The latest controversy over commonwealth procurement comes after revelations the government paid the Perich family almost $30m for a piece of land known as the Leppington Triangle, 10 times what it was valued at just 11 months later. An investigation is now under way into that sale.

“This is a screw up of a similar magnitude,” said independent senator Rex Patrick, who has spent three years trying to get to the bottom of the mammoth $80m water purchase, and requested the auditor general review his own findings.

“No reasonable person, reading the valuation could come to the conclusion that the maximum price to be paid wasn’t $2,300 per megalitre.

“For the cost of a phone call the department could have saved the taxpayer $13m.

“It’s inexcusable that the person managing the sale didn’t discuss the valuation with the valuer. In the interests of accountability someone must lose their job over this.”

The water purchase from EAA was already controversial because of the company’s link to federal minister Angus Taylor who co-founded it.

Taylor has said in parliament he severed links with EAA before entering parliament, was not aware of the sale prior to it being announced and neither he nor his family received any benefit from the $80m sale.

The amount paid by the department in 2017 was a record for floodplain water entitlements. It proceeded without tender, after the department says it approached the EAA in order to secure more water from the environment.
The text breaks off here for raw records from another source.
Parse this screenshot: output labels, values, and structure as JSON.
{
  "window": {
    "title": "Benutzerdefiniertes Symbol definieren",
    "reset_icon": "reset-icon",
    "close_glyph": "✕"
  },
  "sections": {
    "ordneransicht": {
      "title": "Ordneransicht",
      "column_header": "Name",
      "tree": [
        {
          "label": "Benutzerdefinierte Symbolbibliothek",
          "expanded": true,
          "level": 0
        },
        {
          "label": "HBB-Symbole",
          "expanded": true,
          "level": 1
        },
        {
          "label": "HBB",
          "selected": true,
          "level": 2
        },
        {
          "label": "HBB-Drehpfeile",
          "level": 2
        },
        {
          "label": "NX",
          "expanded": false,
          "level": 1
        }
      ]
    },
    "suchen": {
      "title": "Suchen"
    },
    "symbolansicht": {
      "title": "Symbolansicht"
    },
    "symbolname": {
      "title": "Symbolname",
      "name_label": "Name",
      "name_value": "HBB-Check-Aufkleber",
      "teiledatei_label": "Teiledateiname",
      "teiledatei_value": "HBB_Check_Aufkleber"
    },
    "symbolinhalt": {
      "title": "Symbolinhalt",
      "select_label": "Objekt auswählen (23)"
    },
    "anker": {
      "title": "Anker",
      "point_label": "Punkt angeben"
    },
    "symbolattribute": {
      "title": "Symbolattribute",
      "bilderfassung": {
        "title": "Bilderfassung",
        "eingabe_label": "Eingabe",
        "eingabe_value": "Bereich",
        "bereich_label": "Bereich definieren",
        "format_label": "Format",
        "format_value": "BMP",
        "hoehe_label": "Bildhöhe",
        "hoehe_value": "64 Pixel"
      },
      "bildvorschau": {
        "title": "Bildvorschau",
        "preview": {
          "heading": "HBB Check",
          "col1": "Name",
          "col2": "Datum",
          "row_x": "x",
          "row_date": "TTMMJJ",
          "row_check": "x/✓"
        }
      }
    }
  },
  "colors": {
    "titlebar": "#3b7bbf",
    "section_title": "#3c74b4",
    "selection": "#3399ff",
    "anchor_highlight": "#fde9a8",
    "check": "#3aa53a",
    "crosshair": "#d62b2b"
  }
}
EAA had tried to sell water to the government in the past, including when Taylor had been a director of the company in 2008 – five years before he entered parliament.

The main beneficiaries of the windfall price were international investors in EAA which included the Hong Kong-based fund, Pacific Alliance Group, headed by one of Taylor’ s former Oxford rowing teammates, Chris Gradel.

Bureaucrats involved with the controversial 2017 transaction justified the $80m paid by saying they simply followed the advice from Colliers International.

“The water purchase was consistent with commonwealth procurement rules and paid at a fair market rate, as informed by independent market valuation,” they said in an answer to Senate estimates last year.

The auditor general had been critical of the department’s water buyback process, labelling it “not fully effective” in its report last year, but stopped short of saying the prices paid were inflated.

It now seems that the ANAO had relied on the department’s interpretation of the valuation and only recently made inquiries of Colliers after Patrick’s complaint.

Related: Government rejected several offers on water rights before reaching $80m deal

In a letter to Patrick last week, Hehir said: “The valuer has advised the ANAO that he does not consider the application of the premium referred to in their valuation report, to the range provided, as reasonable.”

He said that the Colliers advice had been “somewhat contradictory” having both set out a maximum and minimum price and then discussed the concept of a premium without directing how it would be applied.

It does not seem that the department sought clarification at the time.

“The ANAO has discussed the subsequent view of the valuer with the department and they have undertaken to review the material available to them at the time which supported their price range methodology and the basis for relying on the two components of the valuer’s report,” he said.

The department continues to insist it achieved value for money for the Eastern Australia Agriculture purchase in 2017.

“The department’s position has not changed based on the statement made by the valuer. The material relied on at the time supported the decision,” the department said in response to questions from Guardian Australia.

The department said that while the valuation was $1,500/ML with a market value range of $1,100/ML to $2,300/ML, the valuation also stated that the department should be prepared to pay 10% to 30% above the standard market rate.

That would have allowed a price of up to $3,000 /ML, the department said.

“We understand the ANAO has recently written to Senator Patrick and we have not been provided with a copy of the letter,” the department said.

The auditor general declined to comment, saying the appropriate place to comment is to the parliament. The ANAO’s audit of strategic pruchases of water entitlements is now being reviewed by the joint committee on public accounts and audit.